Sadly, the majority of those who will see Greedy Lying Bastards are already aware of the messages it bears: that the fossil fuel combustion waste of post-industrial civilization has directly contributed to increasingly violent and erratic weather, that climate-change denial is funded by oil corporations who've bought off the necessary politicians and talking heads, and that it's easier to sell doubt than facts through a dumbed-down, soundbite-reliant media. But as an info doc that manages to almost entirely avoid the snarky pitfalls that have in the past worked against the intentions of similarly impassioned filmmakers, it's a notable effort and one that might even sway some of those inundated with the propaganda it effectively deconstructs if they could only be strapped down before it, Clockwork Orange-style.
What Craig Scott Rosebraugh's film lacks in originality (treading on the heels not only of the Oscar-nominated Chasing Ice, but the excellent The Island President, to say nothing of Spike Lee's recent HBO documentaries and the countless docs inspired by An Inconvenient Truth), it makes up for in comprehensiveness, effectively condensing several decades' worth of mounting political corruption into a coherent, linear narrative, backed up by data and molded into something that's blessedly far from the condescending gimmickry of Morgan Spurlock. The wildfires that swept through Colorado Springs in June 2012—destroying over 350 homes—make for an effective jumping-off point, a natural repercussion to our environmental recklessness that's perhaps even more terrifying than hurricanes Katrina and Sandy, if only for the greater unpredictability of such devastating blazes.
Rosebraugh's thesis is a simple one, and one that should be obvious to anyone with eyes, ears, scientific curiosity, and an allergy to bullshit: Powerful corporations lobby to protect their short-term financial interests at the long-term expense of the environment—and pretty much everyone else. In a film with no shortage of evidence of corruption and hypocrisy, none zings more than when corporate puppet Mitt Romney pops up to announce that, unlike Barack Obama's efforts to lower climbing heat indexes and rising ocean levels, his promise "is to help you and your family." Cut to a home engulfed in a wildfire blaze, lost with it countless memories.

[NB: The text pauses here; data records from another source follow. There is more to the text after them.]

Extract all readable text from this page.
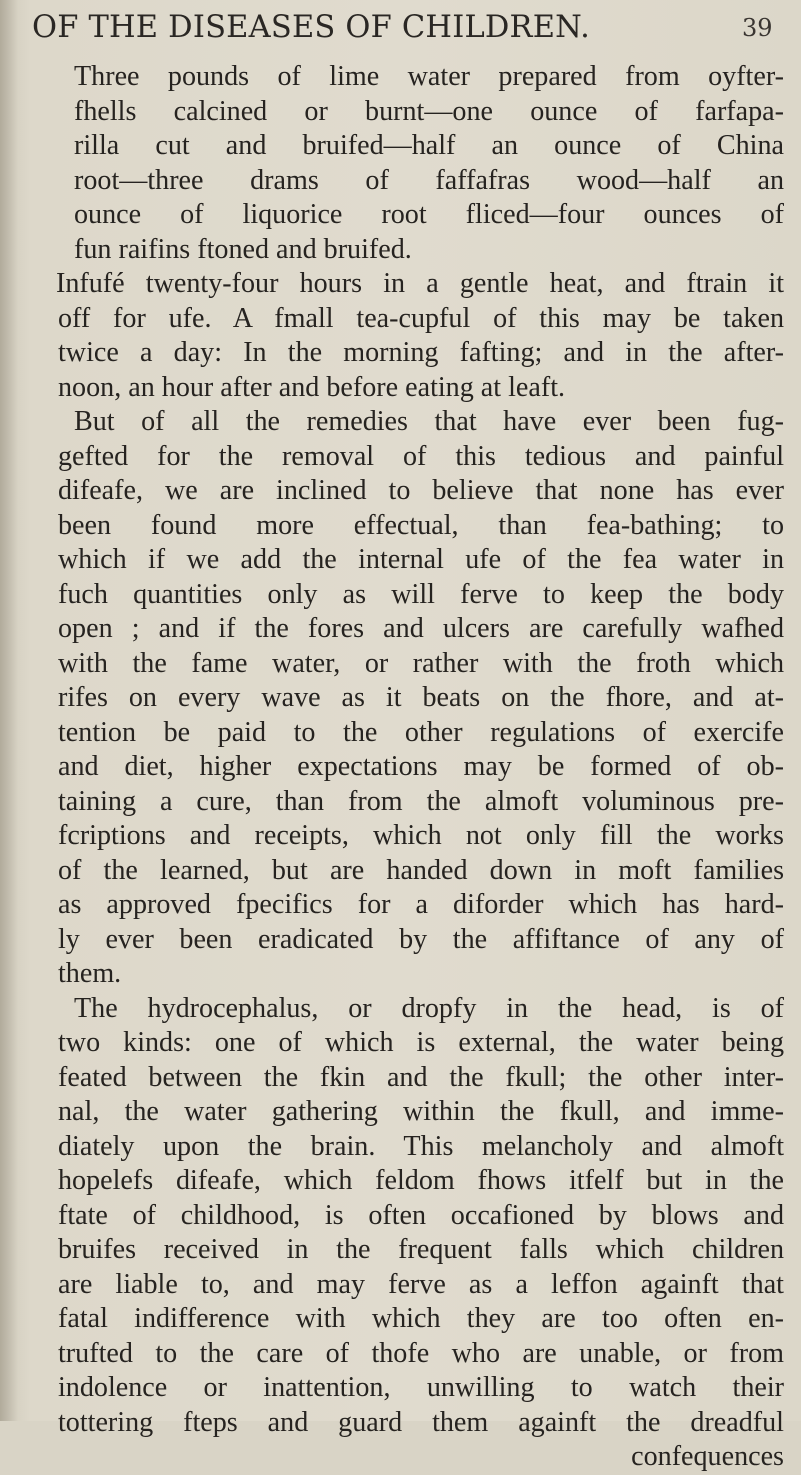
OF THE DISEASES OF CHILDREN.	39
Three pounds of lime water prepared from oyfter-
fhells calcined or burnt—one ounce of farfapa-
rilla cut and bruifed—half an ounce of China
root—three drams of faffafras wood—half an
ounce of liquorice root fliced—four ounces of
fun raifins ftoned and bruifed.
Infufé twenty-four hours in a gentle heat, and ftrain it
off for ufe. A fmall tea-cupful of this may be taken
twice a day: In the morning fafting; and in the after-
noon, an hour after and before eating at leaft.
But of all the remedies that have ever been fug-
gefted for the removal of this tedious and painful
difeafe, we are inclined to believe that none has ever
been found more effectual, than fea-bathing; to
which if we add the internal ufe of the fea water in
fuch quantities only as will ferve to keep the body
open ; and if the fores and ulcers are carefully wafhed
with the fame water, or rather with the froth which
rifes on every wave as it beats on the fhore, and at-
tention be paid to the other regulations of exercife
and diet, higher expectations may be formed of ob-
taining a cure, than from the almoft voluminous pre-
fcriptions and receipts, which not only fill the works
of the learned, but are handed down in moft families
as approved fpecifics for a diforder which has hard-
ly ever been eradicated by the affiftance of any of
them.
The hydrocephalus, or dropfy in the head, is of
two kinds: one of which is external, the water being
feated between the fkin and the fkull; the other inter-
nal, the water gathering within the fkull, and imme-
diately upon the brain. This melancholy and almoft
hopelefs difeafe, which feldom fhows itfelf but in the
ftate of childhood, is often occafioned by blows and
bruifes received in the frequent falls which children
are liable to, and may ferve as a leffon againft that
fatal indifference with which they are too often en-
trufted to the care of thofe who are unable, or from
indolence or inattention, unwilling to watch their
tottering fteps and guard them againft the dreadful
confequences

There are instances where Rosebraugh's righteousness gets the better of him, such as his surmising that the lobbyists and tycoons who don't return his calls are too busy with their plans for world domination, and one wishes that such simmering anger were either left out completely or embraced head-on, instead of shooting out sporadically, almost passive aggressively. Yet these minor warts practically disappear amid what's otherwise a carefully staged and level-headed attack on the likes of the Koch brothers and those they empower, culminating in Rosebraugh's infiltration of an Exxon Mobile shareholders meeting, where CEO Rex Tillerson admits to the likelihood of impending global danger only to pussyfoot around any acknowledgement of responsibility. Greedy Lying Bastards isn't great cinema, but it's effective activism.